Dias Emanuel, Andrade Patricia, Cardoso Helder, Fonseca Elsa, Macedo Guilherme
Gastroenterology Department, Centro Hospitalar Universitário de São João, Porto, Portugal.
Pathology Department, Centro Hospitalar Universitário de São João, Porto, Portugal.
Case Rep Gastroenterol. 2022 Nov 2;16(3):577-582. doi: 10.1159/000526913. eCollection 2022 Sep-Dec.
Gastrointestinal involvement occurs in approximately 4% of cases of systemic amyloidosis and may be associated with heterogeneous and nonspecific clinical manifestations and endoscopic findings, which poses important diagnostic challenges. A 76-year-old female with previous medical history of breast cancer, hypertension, dyslipidemia, asthma, and depression presented to emergency department with a 1-month history of diarrhea, abdominal pain, anorexia, asthenia, and weight loss. Physical examination revealed dehydration and abdominal tenderness. Stool microbiologic studies, toxin, fecal leukocyte count, stool fat, and celiac serology were all negative. Remarkably, an axillary lymphadenopathy was also noted and its investigation revealed multiple myeloma, which raised suspicion for gastrointestinal amyloidosis. However, upper digestive endoscopy and colonoscopy did not reveal abnormalities and both gastric and colon biopsies were negative for amyloid, as was abdominal fat biopsy. As the patient also presented hypoproteinemia and hypoalbuminemia suggestive of protein-losing enteropathy, videocapsule endoscopy was performed where petechiae, villous atrophy, and fissures were seen along jejunal mucosa. These findings were confirmed with double-balloon enteroscopy and jejunal biopsies revealed extensive deposition of an amorphous hyaline material in lamina propria and muscularis mucosae that exhibited apple-green birefringence under polarized light after Congo red staining, consistent with localized small bowel amyloidosis secondary to multiple myeloma. Chemotherapy was started, but she would die after 3 weeks. This case illustrates the role of balloon-assisted enteroscopy in diagnosis of localized small bowel amyloidosis with jejunal involvement.

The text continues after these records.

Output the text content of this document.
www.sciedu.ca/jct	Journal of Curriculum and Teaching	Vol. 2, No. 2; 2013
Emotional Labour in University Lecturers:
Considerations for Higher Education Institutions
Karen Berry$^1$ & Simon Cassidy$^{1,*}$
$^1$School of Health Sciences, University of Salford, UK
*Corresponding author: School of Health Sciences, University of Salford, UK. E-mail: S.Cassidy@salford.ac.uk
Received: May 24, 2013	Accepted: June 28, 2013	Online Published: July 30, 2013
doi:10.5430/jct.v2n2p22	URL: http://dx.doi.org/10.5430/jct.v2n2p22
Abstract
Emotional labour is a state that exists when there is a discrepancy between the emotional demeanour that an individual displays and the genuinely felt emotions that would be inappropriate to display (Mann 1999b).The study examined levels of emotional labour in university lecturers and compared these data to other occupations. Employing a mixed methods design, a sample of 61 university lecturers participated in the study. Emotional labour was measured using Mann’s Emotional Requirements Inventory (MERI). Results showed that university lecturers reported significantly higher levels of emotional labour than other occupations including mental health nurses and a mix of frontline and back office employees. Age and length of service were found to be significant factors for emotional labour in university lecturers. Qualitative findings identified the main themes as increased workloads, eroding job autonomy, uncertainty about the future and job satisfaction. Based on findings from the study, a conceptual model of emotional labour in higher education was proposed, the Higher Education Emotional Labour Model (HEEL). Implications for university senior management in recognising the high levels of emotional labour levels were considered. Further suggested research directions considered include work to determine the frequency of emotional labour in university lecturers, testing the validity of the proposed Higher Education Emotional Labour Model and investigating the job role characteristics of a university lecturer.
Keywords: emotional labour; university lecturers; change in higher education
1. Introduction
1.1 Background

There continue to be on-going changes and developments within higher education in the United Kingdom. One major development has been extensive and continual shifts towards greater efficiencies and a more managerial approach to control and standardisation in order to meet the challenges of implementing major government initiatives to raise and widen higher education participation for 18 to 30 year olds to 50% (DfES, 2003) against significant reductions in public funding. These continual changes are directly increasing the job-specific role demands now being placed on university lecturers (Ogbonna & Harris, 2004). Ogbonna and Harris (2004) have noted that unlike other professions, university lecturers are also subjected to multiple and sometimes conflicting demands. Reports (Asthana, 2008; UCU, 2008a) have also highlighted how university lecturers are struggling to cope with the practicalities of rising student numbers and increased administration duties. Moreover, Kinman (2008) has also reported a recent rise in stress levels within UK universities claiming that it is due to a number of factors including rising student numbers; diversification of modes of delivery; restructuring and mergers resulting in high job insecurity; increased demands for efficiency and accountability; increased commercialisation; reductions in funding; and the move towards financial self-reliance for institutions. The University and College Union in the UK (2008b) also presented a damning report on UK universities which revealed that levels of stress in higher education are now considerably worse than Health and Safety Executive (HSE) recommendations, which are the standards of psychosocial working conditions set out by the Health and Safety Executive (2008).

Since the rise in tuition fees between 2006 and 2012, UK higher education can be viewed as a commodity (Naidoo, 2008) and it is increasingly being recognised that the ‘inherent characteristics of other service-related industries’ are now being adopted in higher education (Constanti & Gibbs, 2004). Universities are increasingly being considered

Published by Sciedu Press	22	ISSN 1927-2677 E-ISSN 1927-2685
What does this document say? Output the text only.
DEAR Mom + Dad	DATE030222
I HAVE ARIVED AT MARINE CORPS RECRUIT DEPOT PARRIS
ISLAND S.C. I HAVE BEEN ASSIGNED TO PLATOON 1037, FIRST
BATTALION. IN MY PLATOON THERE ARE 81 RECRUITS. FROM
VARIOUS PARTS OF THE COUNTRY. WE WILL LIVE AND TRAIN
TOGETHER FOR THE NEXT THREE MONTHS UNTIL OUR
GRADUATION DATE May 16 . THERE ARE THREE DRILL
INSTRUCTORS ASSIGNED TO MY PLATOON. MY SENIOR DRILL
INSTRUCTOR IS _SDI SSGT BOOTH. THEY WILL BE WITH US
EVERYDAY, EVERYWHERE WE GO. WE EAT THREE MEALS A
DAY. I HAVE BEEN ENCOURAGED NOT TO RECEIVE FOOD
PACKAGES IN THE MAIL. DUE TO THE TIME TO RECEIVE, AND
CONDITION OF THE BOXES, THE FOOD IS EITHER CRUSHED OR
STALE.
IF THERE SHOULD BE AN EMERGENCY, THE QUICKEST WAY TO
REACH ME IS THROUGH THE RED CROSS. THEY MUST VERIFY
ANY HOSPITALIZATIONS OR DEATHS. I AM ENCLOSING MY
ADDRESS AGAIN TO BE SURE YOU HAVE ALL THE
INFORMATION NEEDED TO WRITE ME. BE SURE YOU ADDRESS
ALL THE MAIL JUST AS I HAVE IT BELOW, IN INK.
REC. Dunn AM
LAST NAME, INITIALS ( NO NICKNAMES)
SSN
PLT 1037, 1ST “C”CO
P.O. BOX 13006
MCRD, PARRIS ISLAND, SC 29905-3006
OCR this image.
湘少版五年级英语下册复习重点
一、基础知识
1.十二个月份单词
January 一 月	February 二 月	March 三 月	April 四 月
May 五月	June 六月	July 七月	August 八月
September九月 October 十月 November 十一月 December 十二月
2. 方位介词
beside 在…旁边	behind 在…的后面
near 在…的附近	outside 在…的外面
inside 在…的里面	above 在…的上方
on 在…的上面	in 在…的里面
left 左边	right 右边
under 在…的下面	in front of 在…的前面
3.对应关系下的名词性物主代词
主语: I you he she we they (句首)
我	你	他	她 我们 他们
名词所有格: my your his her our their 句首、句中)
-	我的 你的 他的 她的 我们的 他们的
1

胃肠道受累见于约4%的系统性淀粉样变性病例,可能伴有异质性和非特异性临床表现及内镜检查结果,这带来了重要的诊断挑战。一名76岁女性,既往有乳腺癌、高血压、血脂异常、哮喘和抑郁症病史,因腹泻、腹痛、厌食、乏力和体重减轻1个月就诊于急诊科。体格检查发现脱水和腹部压痛。粪便微生物学检查、毒素检测、粪便白细胞计数、粪便脂肪检测和乳糜泻血清学检查均为阴性。值得注意的是,还发现腋窝淋巴结肿大,检查发现多发性骨髓瘤,这增加了胃肠道淀粉样变性的怀疑。然而,上消化道内镜检查和结肠镜检查未发现异常,胃和结肠活检的淀粉样蛋白检测均为阴性,腹部脂肪活检也是如此。由于患者还出现提示蛋白丢失性肠病的低蛋白血症和低白蛋白血症,因此进行了视频胶囊内镜检查,发现空肠黏膜有瘀点、绒毛萎缩和裂隙。双气囊小肠镜检查证实了这些发现,空肠活检显示固有层和黏膜肌层有广泛的无定形透明物质沉积,刚果红染色后在偏振光下呈现苹果绿双折射,符合继发于多发性骨髓瘤的局限性小肠淀粉样变性。开始化疗,但她在3周后死亡。本病例说明了气囊辅助小肠镜在诊断累及空肠的局限性小肠淀粉样变性中的作用。